Se a administração municipal está agindo corretamente, não há o que temer. Do modo que foi conduzida a questão, ao povo resta pensar que querem esconder alguma coisa, pois quem não deve não teme.

Ressalte-se que questões de ordem administrativa e principalmente aquelas que trazem em seu conteúdo o manuseio do dinheiro público, devem ser tratadas com muita responsabilidade.

Não se deve levar em consideração argumentos como a figura jurídica do “fiel depositário,” a exemplo da CPI da carne, pois sabemos que na administração pública se faz uma estimativa de compra e se paga somente aquilo que foi recebido, ainda após 30 dias ou mais.
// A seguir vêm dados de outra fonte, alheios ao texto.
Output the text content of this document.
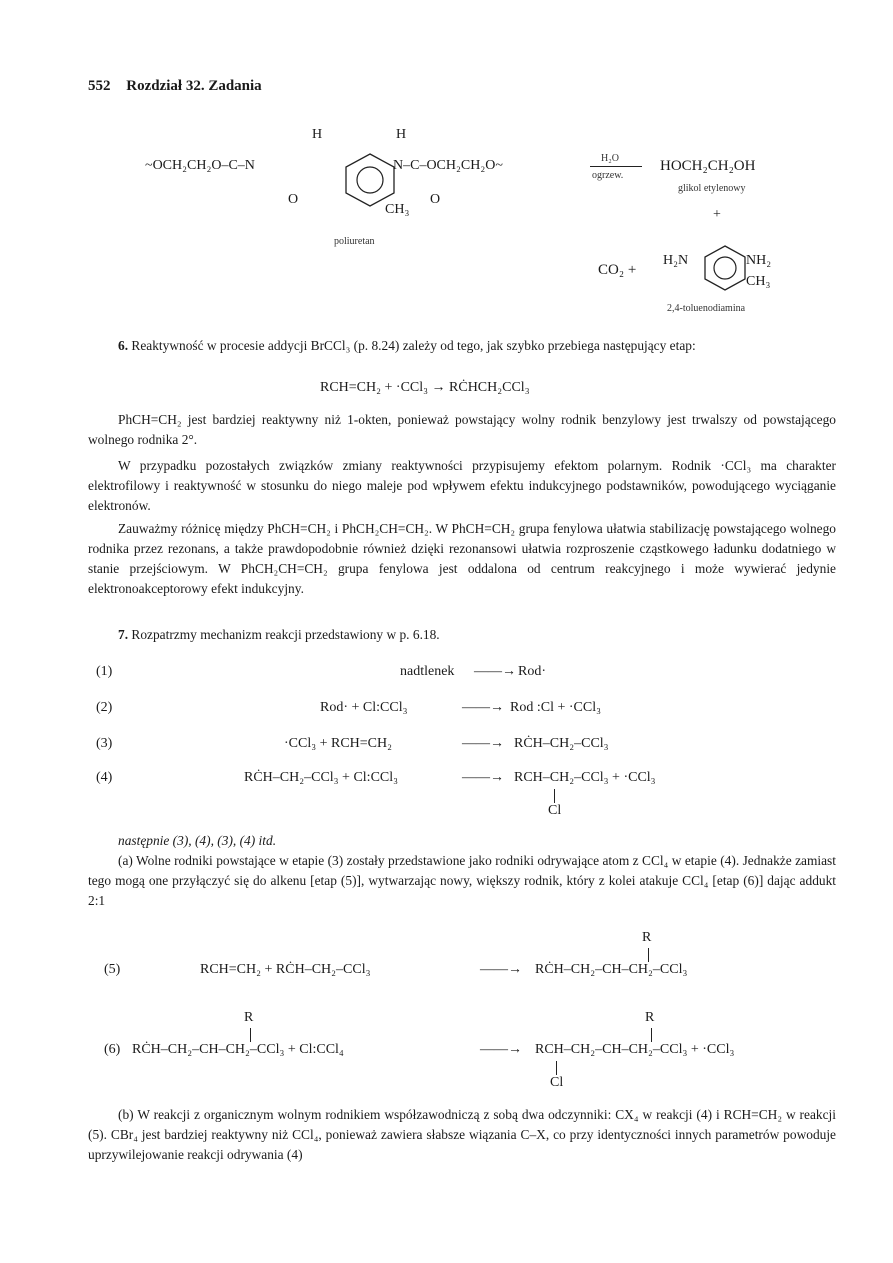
552 Rozdział 32. Zadania
H	H
~OCH₂CH₂O–C–N	N–C–OCH₂CH₂O~
O	O
CH₃
poliuretan
H₂O
ogrzew.
HOCH₂CH₂OH
glikol etylenowy
+
CO₂ +
H₂N	NH₂
CH₃
2,4-toluenodiamina
6. Reaktywność w procesie addycji BrCCl₃ (p. 8.24) zależy od tego, jak szybko przebiega następujący etap:
RCH=CH₂ + ·CCl₃ → RĊHCH₂CCl₃
PhCH=CH₂ jest bardziej reaktywny niż 1-okten, ponieważ powstający wolny rodnik benzylowy jest trwalszy od powstającego wolnego rodnika 2°.
W przypadku pozostałych związków zmiany reaktywności przypisujemy efektom polarnym. Rodnik ·CCl₃ ma charakter elektrofilowy i reaktywność w stosunku do niego maleje pod wpływem efektu indukcyjnego podstawników, powodującego wyciąganie elektronów.
Zauważmy różnicę między PhCH=CH₂ i PhCH₂CH=CH₂. W PhCH=CH₂ grupa fenylowa ułatwia stabilizację powstającego wolnego rodnika przez rezonans, a także prawdopodobnie również dzięki rezonansowi ułatwia rozproszenie cząstkowego ładunku dodatniego w stanie przejściowym. W PhCH₂CH=CH₂ grupa fenylowa jest oddalona od centrum reakcyjnego i może wywierać jedynie elektronoakceptorowy efekt indukcyjny.
7. Rozpatrzmy mechanizm reakcji przedstawiony w p. 6.18.
(1)	nadtlenek ——→ Rod·
(2)	Rod· + Cl:CCl₃	——→ Rod :Cl + ·CCl₃
(3)	·CCl₃ + RCH=CH₂	——→ RĊH–CH₂–CCl₃
(4)	RĊH–CH₂–CCl₃ + Cl:CCl₃	——→ RCH–CH₂–CCl₃ + ·CCl₃
Cl
następnie (3), (4), (3), (4) itd.
(a) Wolne rodniki powstające w etapie (3) zostały przedstawione jako rodniki odrywające atom z CCl₄ w etapie (4). Jednakże zamiast tego mogą one przyłączyć się do alkenu [etap (5)], wytwarzając nowy, większy rodnik, który z kolei atakuje CCl₄ [etap (6)] dając addukt 2:1
R
(5)	RCH=CH₂ + RĊH–CH₂–CCl₃	——→ RĊH–CH₂–CH–CH₂–CCl₃
R	R
(6) RĊH–CH₂–CH–CH₂–CCl₃ + Cl:CCl₄	——→ RCH–CH₂–CH–CH₂–CCl₃ + ·CCl₃
Cl
(b) W reakcji z organicznym wolnym rodnikiem współzawodniczą z sobą dwa odczynniki: CX₄ w reakcji (4) i RCH=CH₂ w reakcji (5). CBr₄ jest bardziej reaktywny niż CCl₄, ponieważ zawiera słabsze wiązania C–X, co przy identyczności innych parametrów powoduje uprzywilejowanie reakcji odrywania (4)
Dessa forma, esse recurso jurídico não se aplica nessas circunstâncias.

Por outro lado, em casos de má gerência do dinheiro público deve vigir o “IN DUBIO PRO SOCIETATE”, ou seja, na dúvida, prevalece o direito da sociedade, do povo, e jamais o direito do agente público que administrou mal a prefeitura, tornando, assim, todos os demais argumentos da defesa totalmente frágeis.

Por analogia, seria como se expressou o presidente da OAB, Rubens Approbato Machado, a respeito dos juízes federais que: “Só pelo fato de serem juízes não deveria nem haver suspeitas”. Em relação aos agentes públicos, devemos seguir a mesma regra, notadamente no caso da Funprev.